Tuesday, 12 August 2025

Orlam

Wyrd Britain reviews 'Orlam' by P.J. Harvey.
P.J. Harvey
Picador Poetry

Nine-year-old Ira-Abel Rawles lives on Hook Farm in the village of UNDERWHELEM. Next to the farm is Gore Woods, Ira’s sanctuary, overseen by Orlam, the all-seeing lamb’s eyeball who is Ira-Abel’s guardian and protector. Here, drawing on the rituals, children’s songs, chants and superstitions of the rural West Country of England, Ira-Abel creates the twin realm through which she can make sense of an increasingly confusing and frightening world.

Orlam tells of a year in the life of Ira-Abel Rawles and her home of Hook Farm in the village of Underwhelem.  In the nearby Gore Woods Ira meets her own personal deity, the bleeding ghost of a soldier callled Wyman-Elvis, and finds sanctuary in her own ritual world.
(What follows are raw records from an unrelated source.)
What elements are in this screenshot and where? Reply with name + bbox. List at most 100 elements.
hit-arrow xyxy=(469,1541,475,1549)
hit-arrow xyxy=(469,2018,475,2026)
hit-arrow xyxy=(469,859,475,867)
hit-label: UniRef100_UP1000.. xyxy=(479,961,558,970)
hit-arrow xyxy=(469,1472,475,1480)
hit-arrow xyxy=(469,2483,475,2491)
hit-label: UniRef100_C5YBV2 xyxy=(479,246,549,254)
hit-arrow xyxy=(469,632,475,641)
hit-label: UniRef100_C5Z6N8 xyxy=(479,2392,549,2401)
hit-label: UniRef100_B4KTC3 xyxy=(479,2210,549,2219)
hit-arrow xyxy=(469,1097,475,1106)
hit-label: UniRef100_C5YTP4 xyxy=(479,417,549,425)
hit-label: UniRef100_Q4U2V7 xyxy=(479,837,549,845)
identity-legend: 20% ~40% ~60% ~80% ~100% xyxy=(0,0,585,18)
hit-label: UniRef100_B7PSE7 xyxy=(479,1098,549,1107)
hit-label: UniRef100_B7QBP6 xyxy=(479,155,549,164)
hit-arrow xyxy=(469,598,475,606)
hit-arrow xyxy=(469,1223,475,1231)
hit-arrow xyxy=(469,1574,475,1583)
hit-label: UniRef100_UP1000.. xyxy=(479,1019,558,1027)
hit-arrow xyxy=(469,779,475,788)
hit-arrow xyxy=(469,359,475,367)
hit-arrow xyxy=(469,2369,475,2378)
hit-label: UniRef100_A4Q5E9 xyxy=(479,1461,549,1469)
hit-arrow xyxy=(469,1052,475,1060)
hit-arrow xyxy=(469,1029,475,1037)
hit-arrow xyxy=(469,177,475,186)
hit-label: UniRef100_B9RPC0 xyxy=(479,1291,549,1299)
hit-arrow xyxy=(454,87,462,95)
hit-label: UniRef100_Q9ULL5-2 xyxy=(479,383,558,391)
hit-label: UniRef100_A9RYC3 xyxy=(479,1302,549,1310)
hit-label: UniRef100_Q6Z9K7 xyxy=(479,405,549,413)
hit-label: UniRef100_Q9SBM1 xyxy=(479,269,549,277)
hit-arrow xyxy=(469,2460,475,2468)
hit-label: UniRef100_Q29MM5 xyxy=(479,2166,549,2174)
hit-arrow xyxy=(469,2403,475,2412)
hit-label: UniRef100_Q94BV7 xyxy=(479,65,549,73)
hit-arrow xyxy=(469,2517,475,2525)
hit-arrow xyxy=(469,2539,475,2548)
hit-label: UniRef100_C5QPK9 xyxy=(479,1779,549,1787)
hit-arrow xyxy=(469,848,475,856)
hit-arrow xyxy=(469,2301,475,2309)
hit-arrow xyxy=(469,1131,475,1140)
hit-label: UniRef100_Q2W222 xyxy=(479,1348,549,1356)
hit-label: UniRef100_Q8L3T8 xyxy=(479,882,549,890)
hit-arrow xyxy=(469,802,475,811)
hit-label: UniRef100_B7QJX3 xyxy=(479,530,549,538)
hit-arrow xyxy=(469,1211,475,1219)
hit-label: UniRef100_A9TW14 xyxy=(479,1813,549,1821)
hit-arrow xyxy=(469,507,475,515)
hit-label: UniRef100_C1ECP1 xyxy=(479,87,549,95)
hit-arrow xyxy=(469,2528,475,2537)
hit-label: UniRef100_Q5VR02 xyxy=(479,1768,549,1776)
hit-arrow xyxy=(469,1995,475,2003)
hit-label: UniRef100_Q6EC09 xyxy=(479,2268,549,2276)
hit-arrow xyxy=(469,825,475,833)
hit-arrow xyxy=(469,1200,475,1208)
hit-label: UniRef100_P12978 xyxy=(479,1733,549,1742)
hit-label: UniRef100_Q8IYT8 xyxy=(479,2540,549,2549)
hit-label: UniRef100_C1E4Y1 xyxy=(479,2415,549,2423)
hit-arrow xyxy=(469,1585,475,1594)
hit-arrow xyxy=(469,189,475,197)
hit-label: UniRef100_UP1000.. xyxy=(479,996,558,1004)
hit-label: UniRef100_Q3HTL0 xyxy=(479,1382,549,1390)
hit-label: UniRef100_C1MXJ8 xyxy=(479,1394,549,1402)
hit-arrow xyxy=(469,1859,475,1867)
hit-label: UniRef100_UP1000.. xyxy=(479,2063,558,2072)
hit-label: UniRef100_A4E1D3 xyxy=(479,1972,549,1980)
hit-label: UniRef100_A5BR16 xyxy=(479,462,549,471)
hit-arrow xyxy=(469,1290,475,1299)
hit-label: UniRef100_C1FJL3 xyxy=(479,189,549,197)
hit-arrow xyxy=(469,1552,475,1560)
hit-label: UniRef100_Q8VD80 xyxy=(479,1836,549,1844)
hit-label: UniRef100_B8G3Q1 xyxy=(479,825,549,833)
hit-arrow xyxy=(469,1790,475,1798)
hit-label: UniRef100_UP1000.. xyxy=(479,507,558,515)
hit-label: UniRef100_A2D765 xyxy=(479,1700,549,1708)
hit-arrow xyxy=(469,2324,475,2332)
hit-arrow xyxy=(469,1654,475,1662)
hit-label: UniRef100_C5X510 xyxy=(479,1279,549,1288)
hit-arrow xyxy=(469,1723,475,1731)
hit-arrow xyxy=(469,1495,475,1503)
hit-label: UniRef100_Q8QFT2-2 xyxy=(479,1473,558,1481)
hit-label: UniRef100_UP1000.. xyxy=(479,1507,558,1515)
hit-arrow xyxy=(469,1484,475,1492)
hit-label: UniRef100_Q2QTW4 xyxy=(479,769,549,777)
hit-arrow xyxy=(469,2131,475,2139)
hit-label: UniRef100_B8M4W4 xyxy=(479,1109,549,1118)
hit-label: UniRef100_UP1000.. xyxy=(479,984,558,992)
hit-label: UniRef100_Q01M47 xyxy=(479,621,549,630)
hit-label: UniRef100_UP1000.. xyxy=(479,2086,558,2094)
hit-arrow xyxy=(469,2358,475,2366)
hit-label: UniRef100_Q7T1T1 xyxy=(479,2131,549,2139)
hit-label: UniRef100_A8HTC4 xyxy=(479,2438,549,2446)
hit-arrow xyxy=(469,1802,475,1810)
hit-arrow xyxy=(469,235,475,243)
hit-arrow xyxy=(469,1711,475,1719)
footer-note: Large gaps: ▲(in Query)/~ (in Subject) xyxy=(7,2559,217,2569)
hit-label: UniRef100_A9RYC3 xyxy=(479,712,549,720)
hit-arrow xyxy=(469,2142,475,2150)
Written in Harvey's native Dorset dialect - crucially with each poem also presented alongside it's modern English translation - this is a bold and bedevilling journey through a deliciously dark melange of the magical logic of chidhood and its associated rituals along with the often dark realities of growing up, of life on the cusp of adulthood, all fed through the filter of an early post-modern  1970s rural childhood where the familiar, the exotic, the profane and the perverse all come together into a dark and delirious masterpiece of rural horror.